British warships are losing power because the sea in the Persian Gulf is too hot, according to a report to British lawmakers presented during Tuesday's Defence Committee
hearing. But the problem is more a design flaw than a global warming issue.
Servicemen on Type 45 destroyers have been repeatedly left in the dark by power outages caused by the high temperatures, CNN reported
, adding that waters in the Persian Gulf can get as hot as 90 degrees.
MP Douglas Chapman was shocked to hear about the problem.
"It's a £1 billion asset that you're putting into a war zone, and we don't know if these people will go in there and come back out alive because there might be a problem with the power system on the ship.

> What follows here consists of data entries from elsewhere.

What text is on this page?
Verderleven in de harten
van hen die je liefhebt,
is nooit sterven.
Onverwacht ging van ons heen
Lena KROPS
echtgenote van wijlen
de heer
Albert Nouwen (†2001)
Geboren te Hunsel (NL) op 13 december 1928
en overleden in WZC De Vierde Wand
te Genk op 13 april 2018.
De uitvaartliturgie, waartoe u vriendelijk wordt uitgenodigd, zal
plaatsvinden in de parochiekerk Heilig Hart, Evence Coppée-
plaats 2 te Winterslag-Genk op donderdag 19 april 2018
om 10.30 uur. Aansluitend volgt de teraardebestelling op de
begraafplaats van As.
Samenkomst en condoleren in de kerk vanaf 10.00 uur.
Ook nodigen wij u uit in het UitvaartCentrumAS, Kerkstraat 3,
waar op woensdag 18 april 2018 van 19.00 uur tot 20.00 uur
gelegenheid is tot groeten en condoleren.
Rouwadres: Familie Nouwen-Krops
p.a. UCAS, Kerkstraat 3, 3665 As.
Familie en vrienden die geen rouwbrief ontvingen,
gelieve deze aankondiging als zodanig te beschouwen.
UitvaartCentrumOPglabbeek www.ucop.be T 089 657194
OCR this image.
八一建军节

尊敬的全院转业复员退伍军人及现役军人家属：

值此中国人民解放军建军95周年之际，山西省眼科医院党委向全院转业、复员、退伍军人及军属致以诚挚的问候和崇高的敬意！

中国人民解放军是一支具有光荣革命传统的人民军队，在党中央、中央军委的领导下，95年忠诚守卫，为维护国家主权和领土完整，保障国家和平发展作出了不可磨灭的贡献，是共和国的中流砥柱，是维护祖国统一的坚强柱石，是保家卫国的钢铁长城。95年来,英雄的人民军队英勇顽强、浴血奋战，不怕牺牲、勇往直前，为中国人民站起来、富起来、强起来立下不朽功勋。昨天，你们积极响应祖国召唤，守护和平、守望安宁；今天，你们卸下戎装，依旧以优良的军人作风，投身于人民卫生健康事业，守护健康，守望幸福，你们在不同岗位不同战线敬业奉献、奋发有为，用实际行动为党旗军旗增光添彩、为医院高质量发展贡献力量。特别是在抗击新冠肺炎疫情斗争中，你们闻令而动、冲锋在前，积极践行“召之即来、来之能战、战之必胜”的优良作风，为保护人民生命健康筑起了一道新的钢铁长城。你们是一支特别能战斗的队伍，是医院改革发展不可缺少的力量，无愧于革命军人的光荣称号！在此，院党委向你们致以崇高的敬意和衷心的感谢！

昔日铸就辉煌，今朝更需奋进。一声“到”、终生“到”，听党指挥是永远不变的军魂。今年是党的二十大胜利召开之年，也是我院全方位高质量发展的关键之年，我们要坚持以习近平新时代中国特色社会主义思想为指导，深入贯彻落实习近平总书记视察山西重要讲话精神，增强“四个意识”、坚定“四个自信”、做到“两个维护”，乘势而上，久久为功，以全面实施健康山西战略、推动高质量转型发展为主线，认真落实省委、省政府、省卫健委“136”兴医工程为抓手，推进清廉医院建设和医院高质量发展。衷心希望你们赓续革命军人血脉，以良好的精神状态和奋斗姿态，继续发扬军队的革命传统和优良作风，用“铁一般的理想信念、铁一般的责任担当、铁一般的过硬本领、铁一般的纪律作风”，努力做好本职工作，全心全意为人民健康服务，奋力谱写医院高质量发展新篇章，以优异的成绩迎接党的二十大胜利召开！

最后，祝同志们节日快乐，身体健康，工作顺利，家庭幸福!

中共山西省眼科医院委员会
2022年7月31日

I'm just astounded," he said, according to CNN.
The ships initially weren't required to operate in such arduous conditions, and turbines don't generate as much power in high temperatures, Rolls-Royce director Tomas Leahy explained to British MPs.
But a British Ministry of Defence spokesperson disputed that explanation, telling CNN: "The Type 45 was designed for worldwide operations, from sub-Arctic to extreme tropical environments, and continues to operate effectively in the Gulf and the South Atlantic all year-round."
Executives from General Electric, Northrop Grumman, Rolls Royce, and BAE Systems appeared at Tuesday's hearing to discuss the fleet of six warships, the first all-electric ships to be used by the Royal Navy, according to Manufacturing and Engineering Magazine
. The ships are powered by Rolls Royce WR21 gas turbines.
The Daily Mail described the problem as a "design flaw"
that causes the turbines to slow down in warm waters leading to electrical failure.
Plans to refit the ships with diesel generators to solve the problem will cost tens of millions of British pounds, the U.K. site said.